= List of acts of the Northern Ireland Assembly from 2025 =

==Acts of the Northern Ireland Assembly==

| Short title |  |  | Citation | Royal assent |
Long title
| Budget Act (Northern Ireland) 2025 |  |  | 2025 c. 1 (N.I.) | 6 March 2025 |
An Act to authorise the use for the public service of certain resources for the years ending 31 March 2025 and 2026 (including, for the year ending 31 March 2025, income); to authorise the issue out of the Consolidated Fund of certain sums for the service of those years; to authorise the use of those sums for specified purposes; to authorise the Department of Finance to borrow on the credit of those sums; to authorise the use for the public service of excess resources for the year ending 31 March 2024; to authorise the issue out of the Consolidated Fund of a sum for the service of the year ending 31 March 2024; and to authorise the use of that sum for specified purposes.

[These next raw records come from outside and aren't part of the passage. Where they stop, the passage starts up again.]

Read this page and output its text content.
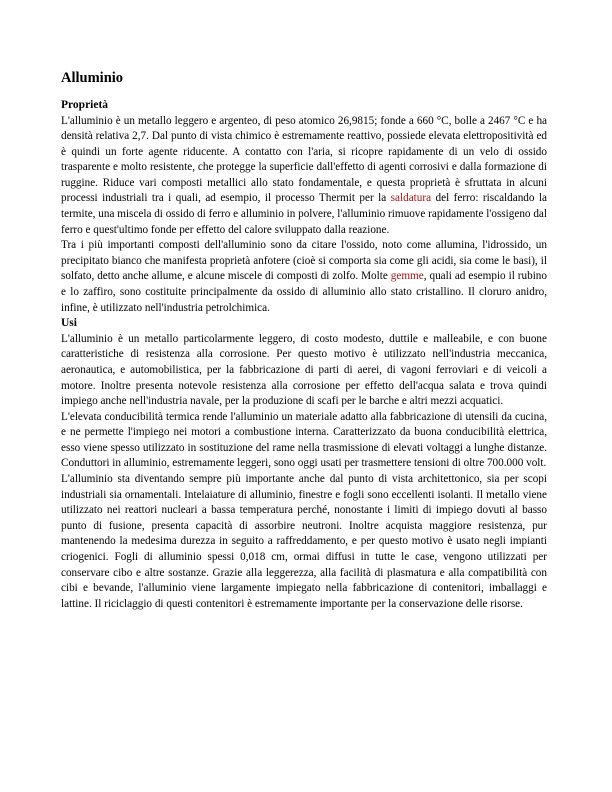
Alluminio
Proprietà

L'alluminio è un metallo leggero e argenteo, di peso atomico 26,9815; fonde a 660 °C, bolle a 2467 °C e ha densità relativa 2,7. Dal punto di vista chimico è estremamente reattivo, possiede elevata elettropositività ed è quindi un forte agente riducente. A contatto con l'aria, si ricopre rapidamente di un velo di ossido trasparente e molto resistente, che protegge la superficie dall'effetto di agenti corrosivi e dalla formazione di ruggine. Riduce vari composti metallici allo stato fondamentale, e questa proprietà è sfruttata in alcuni processi industriali tra i quali, ad esempio, il processo Thermit per la saldatura del ferro: riscaldando la termite, una miscela di ossido di ferro e alluminio in polvere, l'alluminio rimuove rapidamente l'ossigeno dal ferro e quest'ultimo fonde per effetto del calore sviluppato dalla reazione.

Tra i più importanti composti dell'alluminio sono da citare l'ossido, noto come allumina, l'idrossido, un precipitato bianco che manifesta proprietà anfotere (cioè si comporta sia come gli acidi, sia come le basi), il solfato, detto anche allume, e alcune miscele di composti di zolfo. Molte gemme, quali ad esempio il rubino e lo zaffiro, sono costituite principalmente da ossido di alluminio allo stato cristallino. Il cloruro anidro, infine, è utilizzato nell'industria petrolchimica.

Usi

L'alluminio è un metallo particolarmente leggero, di costo modesto, duttile e malleabile, e con buone caratteristiche di resistenza alla corrosione. Per questo motivo è utilizzato nell'industria meccanica, aeronautica, e automobilistica, per la fabbricazione di parti di aerei, di vagoni ferroviari e di veicoli a motore. Inoltre presenta notevole resistenza alla corrosione per effetto dell'acqua salata e trova quindi impiego anche nell'industria navale, per la produzione di scafi per le barche e altri mezzi acquatici.

L'elevata conducibilità termica rende l'alluminio un materiale adatto alla fabbricazione di utensili da cucina, e ne permette l'impiego nei motori a combustione interna. Caratterizzato da buona conducibilità elettrica, esso viene spesso utilizzato in sostituzione del rame nella trasmissione di elevati voltaggi a lunghe distanze. Conduttori in alluminio, estremamente leggeri, sono oggi usati per trasmettere tensioni di oltre 700.000 volt.

L'alluminio sta diventando sempre più importante anche dal punto di vista architettonico, sia per scopi industriali sia ornamentali. Intelaiature di alluminio, finestre e fogli sono eccellenti isolanti. Il metallo viene utilizzato nei reattori nucleari a bassa temperatura perché, nonostante i limiti di impiego dovuti al basso punto di fusione, presenta capacità di assorbire neutroni. Inoltre acquista maggiore resistenza, pur mantenendo la medesima durezza in seguito a raffreddamento, e per questo motivo è usato negli impianti criogenici. Fogli di alluminio spessi 0,018 cm, ormai diffusi in tutte le case, vengono utilizzati per conservare cibo e altre sostanze. Grazie alla leggerezza, alla facilità di plasmatura e alla compatibilità con cibi e bevande, l'alluminio viene largamente impiegato nella fabbricazione di contenitori, imballaggi e lattine. Il riciclaggio di questi contenitori è estremamente importante per la conservazione delle risorse.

| Pensions (Extension of Automatic Enrolment) Act (Northern Ireland) 2025 |  |  | 2025 c. 2 (N.I.) | 18 June 2025 |
An Act to make provision about the extension of pensions automatic enrolment to jobholders under the age of 22; to make provision about the lower qualifying earnings threshold for automatic enrolment; and for connected purposes.
| Child Support Enforcement Act (Northern Ireland) 2025 |  |  | 2025 c. 3 (N.I.) | 19 June 2025 |
An Act to make provision as to the enforcement of payments of particular amounts due by virtue of certain child support and maintenance legislation.
| Budget (No. 2) Act (Northern Ireland) 2025 |  |  | 2025 c. 4 (N.I.) | 28 July 2025 |
An Act to authorise the use for the public service of certain resources for the year ending 31 March 2026 (including income); to authorise the issue out of the Consolidated Fund of certain sums for the service of that year; to authorise the use of those sums for specified purposes; and to authorise the Department of Finance to borrow on the credit of those sums.
| Assembly Members (Independent Remuneration Board) Act (Northern Ireland) 2025 |  |  | 2025 c. 5 (N.I.) | 16 September 2025 |
An Act to amend the Assembly Members (Independent Financial Review and Standards) Act (Northern Ireland) 2011 to make provision about the name, functions and membership of the Independent Financial Review Panel; and for connected purposes.
| Agriculture Act (Northern Ireland) 2025 |  |  | 2025 c. 6 (N.I.) | 16 September 2025 |
An Act to make provision for the modification of assimilated direct legislation in relation to aid in the fruit and vegetables sector and information and promotion schemes for agricultural products; and for connected purposes.